During the first quarter, Beijing recorded an 8.7 percent jump
in housing prices, compared to the same period last year. This,
while impressive to some, pales in comparison to Shanghai and
Shenzhen, where average prices rose 15 percent. One reason why
Beijing residential prices witnessed relatively moderate increases
was the sharp rise in new supply which jumped 9.7 percent year on
year, taking gross residential floor area of new supply in the city
to 3.6 million square meters. The ample supply tampered price
rises.
Therefore, average capital value for Beijing's luxury properties
is reasonably valued, at US$1,979 per square meter, registering a
quarter-on-quarter rise of 3 percent and year-on-year increase of
8.7 percent .
Monthly rentals for Beijing's luxury properties rose a mere 1
percent in the first three months of the year, compared to the same
period last year to US$19.5 per square meter.
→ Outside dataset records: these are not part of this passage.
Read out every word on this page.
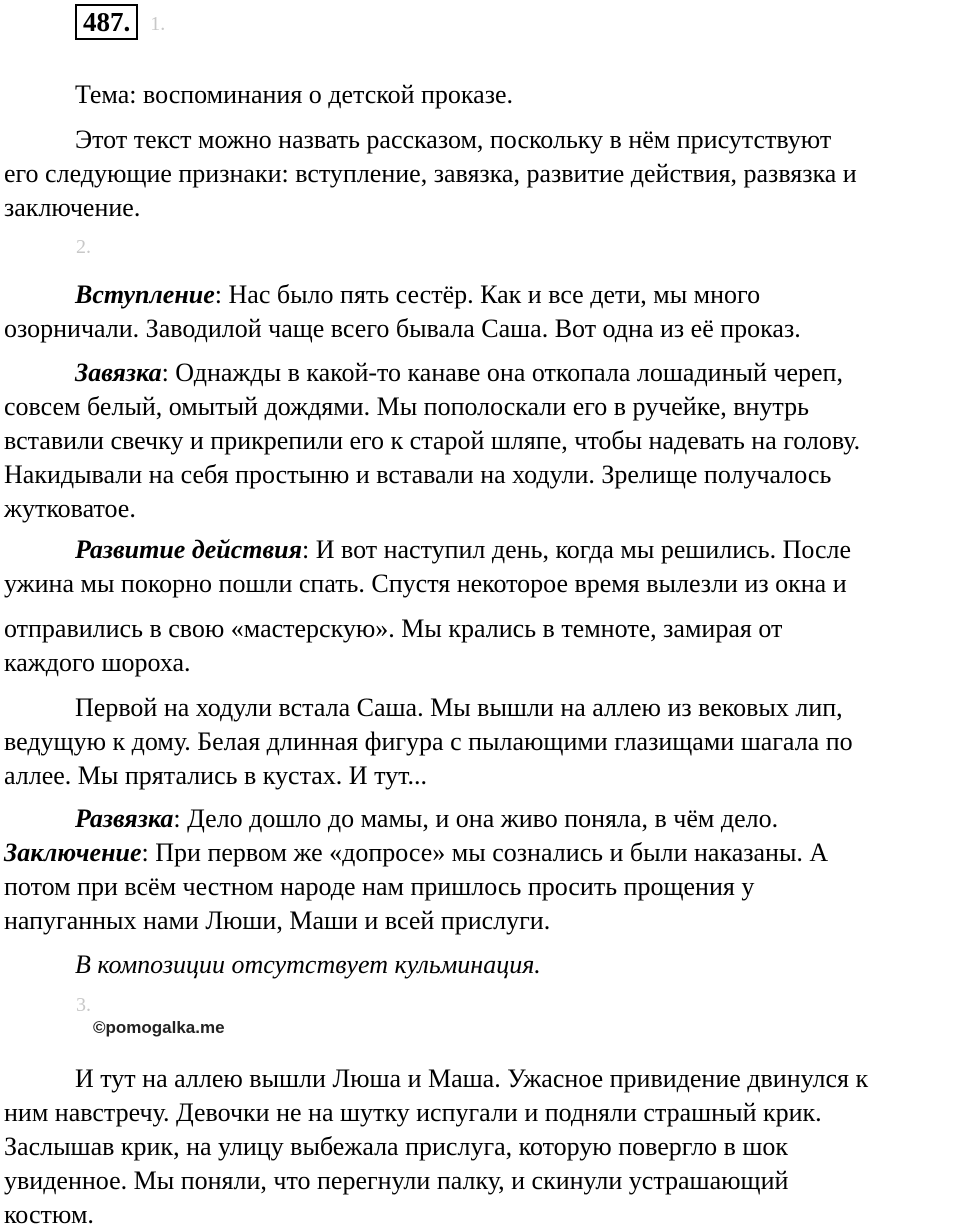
487. 1.

Тема: воспоминания о детской проказе.

Этот текст можно назвать рассказом, поскольку в нём присутствуют
его следующие признаки: вступление, завязка, развитие действия, развязка и
заключение.

2.

Вступление: Нас было пять сестёр. Как и все дети, мы много
озорничали. Заводилой чаще всего бывала Саша. Вот одна из её проказ.

Завязка: Однажды в какой-то канаве она откопала лошадиный череп,
совсем белый, омытый дождями. Мы пополоскали его в ручейке, внутрь
вставили свечку и прикрепили его к старой шляпе, чтобы надевать на голову.
Накидывали на себя простыню и вставали на ходули. Зрелище получалось
жутковатое.

Развитие действия: И вот наступил день, когда мы решились. После
ужина мы покорно пошли спать. Спустя некоторое время вылезли из окна и

отправились в свою «мастерскую». Мы крались в темноте, замирая от
каждого шороха.

Первой на ходули встала Саша. Мы вышли на аллею из вековых лип,
ведущую к дому. Белая длинная фигура с пылающими глазищами шагала по
аллее. Мы прятались в кустах. И тут...

Развязка: Дело дошло до мамы, и она живо поняла, в чём дело.

Заключение: При первом же «допросе» мы сознались и были наказаны. А
потом при всём честном народе нам пришлось просить прощения у
напуганных нами Люши, Маши и всей прислуги.

В композиции отсутствует кульминация.

3.
©pomogalka.me

И тут на аллею вышли Люша и Маша. Ужасное привидение двинулся к
ним навстречу. Девочки не на шутку испугали и подняли страшный крик.
Заслышав крик, на улицу выбежала прислуга, которую повергло в шок
увиденное. Мы поняли, что перегнули палку, и скинули устрашающий
костюм.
As for Shanghai, the city had a total new supply of residential
gross floor area of 32.7 million square meters as at December 2006,
an increase of 16.1 percent from 2005. During the first three
months of the year, the residential transaction volume in the
city's primary market dropped by 14.3 percent to 41,067 deals from
47,952 deals transacted in the fourth quarter of last year.
Transactions slowed in the first quarter in part due to the
Chinese New Year holiday season. In Shanghai, 4.5 million square
meters of residential space was taken up during the first quarter,
versus 5.5 million square meters during the last quarter of 2006.
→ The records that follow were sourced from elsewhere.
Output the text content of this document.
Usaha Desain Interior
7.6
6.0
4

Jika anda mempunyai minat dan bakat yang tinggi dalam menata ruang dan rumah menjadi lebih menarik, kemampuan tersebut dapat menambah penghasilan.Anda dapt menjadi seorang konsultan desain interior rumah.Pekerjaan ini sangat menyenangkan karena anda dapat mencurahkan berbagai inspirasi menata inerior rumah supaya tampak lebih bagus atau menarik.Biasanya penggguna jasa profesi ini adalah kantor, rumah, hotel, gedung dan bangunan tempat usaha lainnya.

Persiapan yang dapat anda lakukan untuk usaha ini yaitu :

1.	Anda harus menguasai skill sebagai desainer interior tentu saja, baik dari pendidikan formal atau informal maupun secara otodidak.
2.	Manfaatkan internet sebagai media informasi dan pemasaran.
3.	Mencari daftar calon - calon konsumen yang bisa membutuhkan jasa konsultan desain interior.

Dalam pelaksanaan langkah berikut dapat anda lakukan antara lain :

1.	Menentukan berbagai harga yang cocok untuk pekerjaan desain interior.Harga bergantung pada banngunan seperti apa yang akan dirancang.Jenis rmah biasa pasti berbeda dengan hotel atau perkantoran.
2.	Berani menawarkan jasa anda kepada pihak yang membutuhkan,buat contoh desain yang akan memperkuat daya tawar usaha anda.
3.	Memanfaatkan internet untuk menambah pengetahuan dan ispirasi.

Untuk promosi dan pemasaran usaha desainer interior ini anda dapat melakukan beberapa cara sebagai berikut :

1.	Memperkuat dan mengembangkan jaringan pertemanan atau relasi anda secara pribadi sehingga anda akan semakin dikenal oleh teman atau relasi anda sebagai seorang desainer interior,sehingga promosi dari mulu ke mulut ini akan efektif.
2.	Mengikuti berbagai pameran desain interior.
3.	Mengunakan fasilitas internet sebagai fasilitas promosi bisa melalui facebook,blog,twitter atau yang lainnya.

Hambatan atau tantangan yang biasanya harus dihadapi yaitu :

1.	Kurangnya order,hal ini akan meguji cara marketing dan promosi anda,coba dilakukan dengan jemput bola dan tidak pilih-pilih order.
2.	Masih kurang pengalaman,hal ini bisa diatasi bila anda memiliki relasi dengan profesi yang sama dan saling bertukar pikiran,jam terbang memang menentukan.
Luxury residential properties in Shanghai were priced at US$3,419
per square meter in the first quarter of 2007, a 5 percent surge
from the same period last year, reflecting robust demand in the
sector.
Monthly rentals for Shanghai luxury residential properties rose
2.7 percent quarter-on-quarter or 8 percent year-on-year to US$26.5
per square meter during the first quarter. Foreign investment has
continued to fuel Shanghai's property market, which is
bolstered by high level of real estate developments and
acquisitions.
More foreign companies have set up offices in Shanghai which has
further boosted demand for accommodation required for expatriates
stationed in the city. The capital values and monthly rentals of
luxury properties are expected to increase by 10 percent and 5
percent respectively this year.
During the first quarter, total real estate investment declined
by 16.2 percent year-on-year to 8.6 billion yuan in Shanghai. The
slowdown in real estate investment was attributed to the impact of
administrative measures taken to curb the sizzling property
market.
Driven by the strong economic performance and investment
sentiment, residential properties in Shenzhen achieved higher
capital values in the first three months of the year. Average
capital values for luxury properties stood at US$1,800 per square
meter in the first quarter, marking a quarter-on-quarter gain
of 6 percent and year-on-year increase of 28 percent.
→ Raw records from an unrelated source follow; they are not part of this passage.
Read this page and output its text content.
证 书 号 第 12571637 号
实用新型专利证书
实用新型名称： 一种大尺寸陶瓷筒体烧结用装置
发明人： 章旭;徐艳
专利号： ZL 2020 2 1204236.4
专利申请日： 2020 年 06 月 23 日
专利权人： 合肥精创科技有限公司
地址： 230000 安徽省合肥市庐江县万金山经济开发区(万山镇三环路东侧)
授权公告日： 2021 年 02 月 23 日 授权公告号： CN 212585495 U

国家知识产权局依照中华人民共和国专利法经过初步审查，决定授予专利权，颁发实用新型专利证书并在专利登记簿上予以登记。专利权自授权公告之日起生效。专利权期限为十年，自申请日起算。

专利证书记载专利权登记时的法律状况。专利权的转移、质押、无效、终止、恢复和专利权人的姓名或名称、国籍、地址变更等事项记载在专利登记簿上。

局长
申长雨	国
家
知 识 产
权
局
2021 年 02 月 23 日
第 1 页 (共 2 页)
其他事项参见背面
The monthly rentals for Shenzhen's luxury residential properties
have slightly increased by 0.7 percent quarter-on-quarter or 1.5
percent year-on-year to US$13.5 per square meter. Both capital
values and monthly rentals will continue to grow this year rising
15 percent and 2 percent respectively.
So, it can be demonstrated the upcoming Olympic Games have been
a strong catalyst for growth of China property market. That, in
turn, has prompted authorities to fashion administrative measures
for the capital to regulate runaway growth. So, while China's
housing is still hot, Beijing's property sector market has cooled -
relatively. Housing prices in the city have been checked,
delivering more recent investment opportunities to secure better
values than in Shanghai and Shenzhen.